Some of the leaders and activists have even accused the national government of trying to force the project down the throats of Lamu people despite rejection by the majority.
However speaking an event in Lamu town on Monday, the council of elders whose voice is considered key in the making of major decisions in the region, was visibly divided as each one pulled in their own direction.
The council chairperson Sharif Salim, for instance, said he believed that with proper mitigations, any possible negative effects of the coal plant can effectively and promptly be addressed.
Salim said he was convinced by both the government and investor who have given an assurance that the coal project will employ the use of advanced technology which is safe and non-hazardous.
“At this point, I can’t confidently say whether or not I support the project but I believe the government and investor when they say with advanced technology, the project will be safe. I also believe that with proper mitigations, such a project can effectively deal with any downside. At this juncture, we are waiting on the government and investor to see whether or not they keep their word then we can decide where our support lies,” said Salim.

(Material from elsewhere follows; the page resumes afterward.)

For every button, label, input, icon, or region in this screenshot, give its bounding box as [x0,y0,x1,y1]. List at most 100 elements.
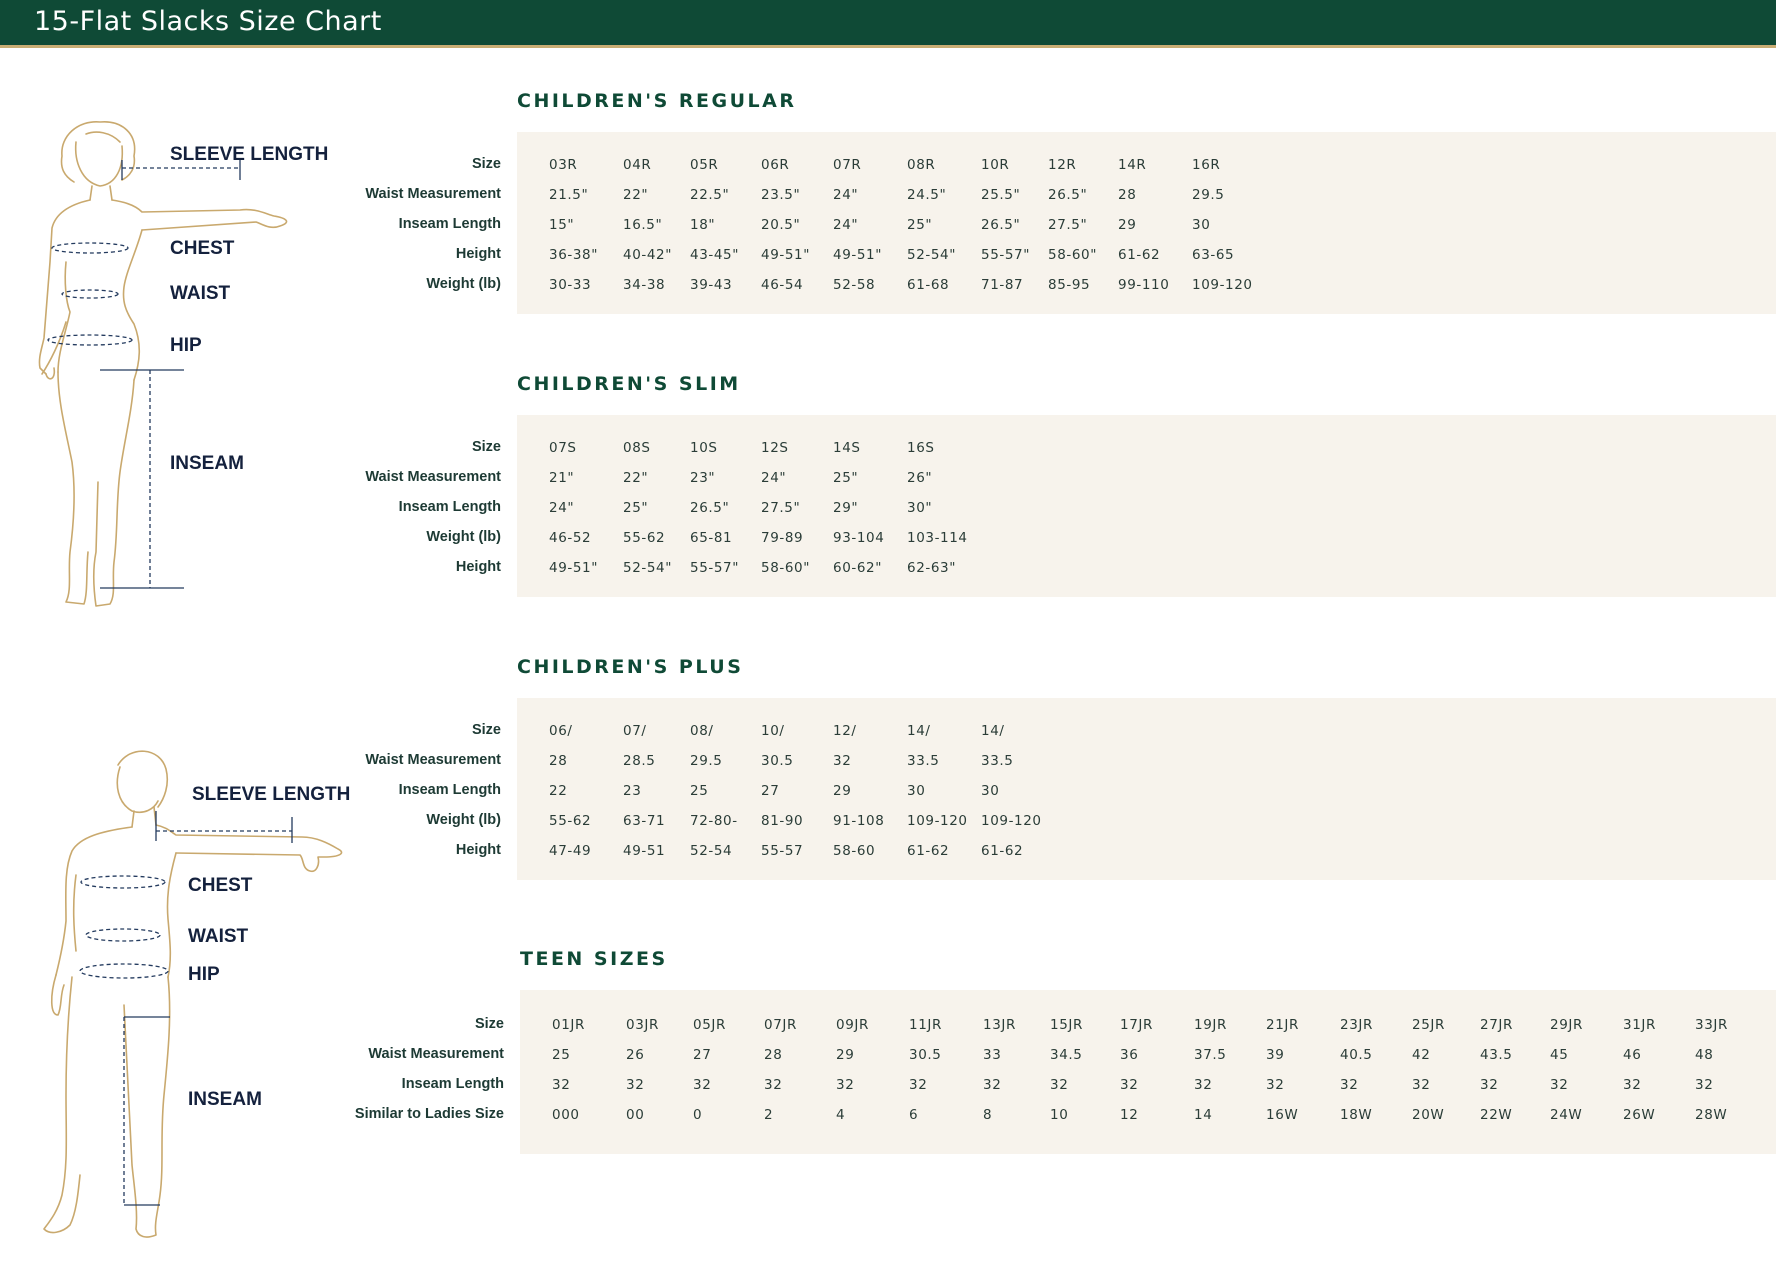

Elder Said Mzee wondered why there was so much noise around the establishment of the coal plant considering Lamu will not be the first to have a project set up.
“Germany and USA have done this before and it worked. The same technology employed is the one being brought down here. Why can’t we wait and see first before we reject something that could possibly change our lives for the better. As long as someone hasn’t proved otherwise, my support for the project is intact,we need it,” said Mzee.
However, elder Waladi Mhaji, a former councilor in the region rebuked his fellow elders for going with the wind and supporting a project that has the capacity to kills dozens and inflict illnesses among members of the public.
Mhaji says a similar project was rejected in Kitui county and wondered why Lamu has to be the landing site for rejected projects.
He urged fellow elders, leaders, and locals to speak in one voice and denounce the coal project which he said shall drastically and negatively impact on their lives for generations to come.
“The problem is everybody only talks about what they feel is good about the project. Nobody is willing to say the truly ugly side of such a project and it’s just unfortunate that our elders and leaders and so blinded by the economic gain that they are not willing to think much of that. We must reject this project while we still can, its no good and we all know that. Our generations will simply inherit illnesses and a myriad of other challenges and no one will do anything about it,” said Mhaji.
Elder Mohamed Abubakar called upon his fellow elders to be custodians of sanity and wellness as opposed to being blinded by money.
“We have a duty to guard against what is not good for our people and this project is among the worst things that can be allowed to take root on this soil,” said Abubakar.